I'm running a simple bash script that uses rsync to do an incremental backup of my web server every hour. What I'm looking for is an efficient algorithm to delete the proper backups so that in the end I keep:
- hourly backups for 24 hours
- daily backups for 1 week
- weekly backups for 1 month
- monthly backups from that point on
I'll figure out when to delete the monthly backups based upon when I run out of space. So we're not worried about that. I'm also familiar with the various wrappers for rsync like rdiff-backup and rsnapshot but those aren't necessary. I prefer to write code myself whenever possible even if it means reinventing the wheel sometimes. At least that way if I get a flat tire I know how to fix it :)

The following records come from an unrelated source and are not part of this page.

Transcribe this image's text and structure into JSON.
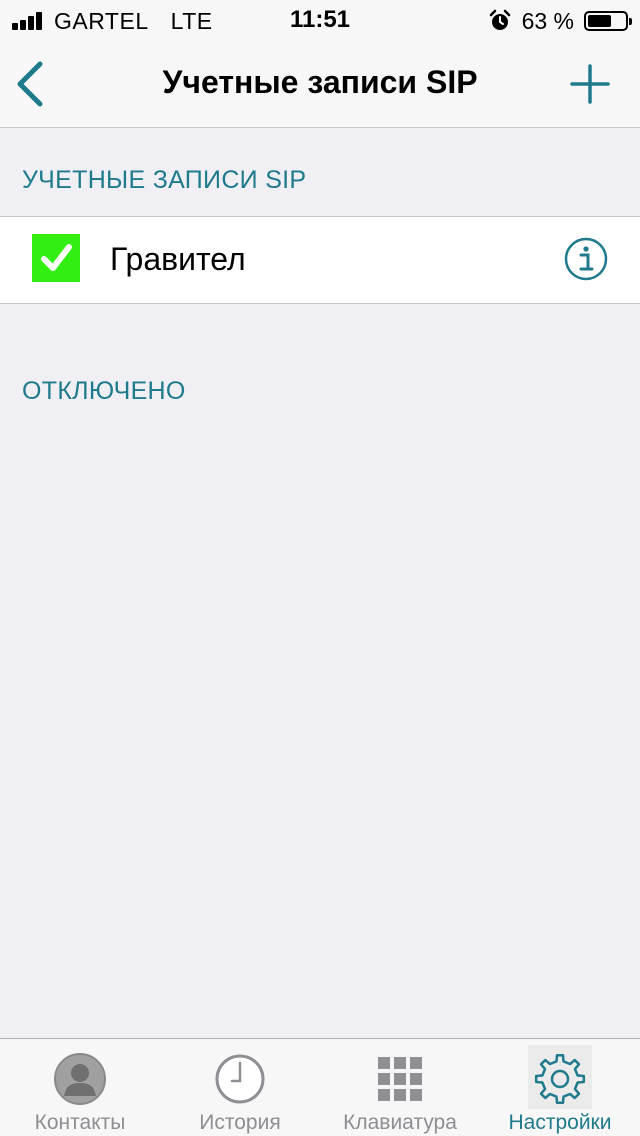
{
  "status_bar": {
    "carrier": "GARTEL",
    "network": "LTE",
    "time": "11:51",
    "battery_percent": "63 %",
    "battery_level": 0.63,
    "alarm_icon": "alarm-clock-icon",
    "signal_icon": "signal-bars-icon"
  },
  "nav": {
    "title": "Учетные записи SIP",
    "back_icon": "chevron-left-icon",
    "add_icon": "plus-icon"
  },
  "sections": {
    "accounts_header": "УЧЕТНЫЕ ЗАПИСИ SIP",
    "disabled_header": "ОТКЛЮЧЕНО"
  },
  "accounts": [
    {
      "name": "Гравител",
      "status_icon": "checkmark-icon",
      "status_color": "#33ee11",
      "info_icon": "info-circle-icon"
    }
  ],
  "tabs": [
    {
      "label": "Контакты",
      "icon": "contact-person-icon",
      "active": false
    },
    {
      "label": "История",
      "icon": "clock-icon",
      "active": false
    },
    {
      "label": "Клавиатура",
      "icon": "keypad-icon",
      "active": false
    },
    {
      "label": "Настройки",
      "icon": "gear-icon",
      "active": true
    }
  ],
  "colors": {
    "accent": "#1f7a8c",
    "background": "#efeff4",
    "inactive_tab": "#8e8e93"
  }
}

Here's the actual commented code that runs every hour:
#if it's not Sunday and it's not midnight
if [ $(date +%w) -ne 0 ] && [ $(date +%H) -ne 0 ]; then
#remove the backup from one day ago and one week ago
rm -rf $TRG1DAYAGO
rm -rf $TRG1WEEKAGO
fi
#if it's Sunday
if [ $(date +%w) -eq 0 ]; then
#if it's midnight
if [ $(date +%H) -eq 0 ]; then
#if the day of the month is greater than 7
# we know it's not the first Sunday of the month
if [ $(date +%d) -gt 7 ]; then
#delete the previous week's files
rm -rf $TRG1WEEKAGO
fi
#if it's not midnight
else
#delete the previous day and week
rm -rf $TRG1DAYAGO
rm -rf $TRG1WEEKAGO
fi
fi
So basically:
If it's not Sunday and it's not 3am:
- delete the backup from one day ago
- delete the backup from one week ago
If it is Sunday:
If it is Midnight:
If the day of the month is greater than 7:
-delete the backup from one week ago
Else (if it's not Midnight)
- delete the backup from one day ago
- delete the backup from one week ago
That seems to work but I'm wondering if anyone can come up with a simpler, more efficient algorithm or add any ideas for a better way of accomplishing this. Thanks.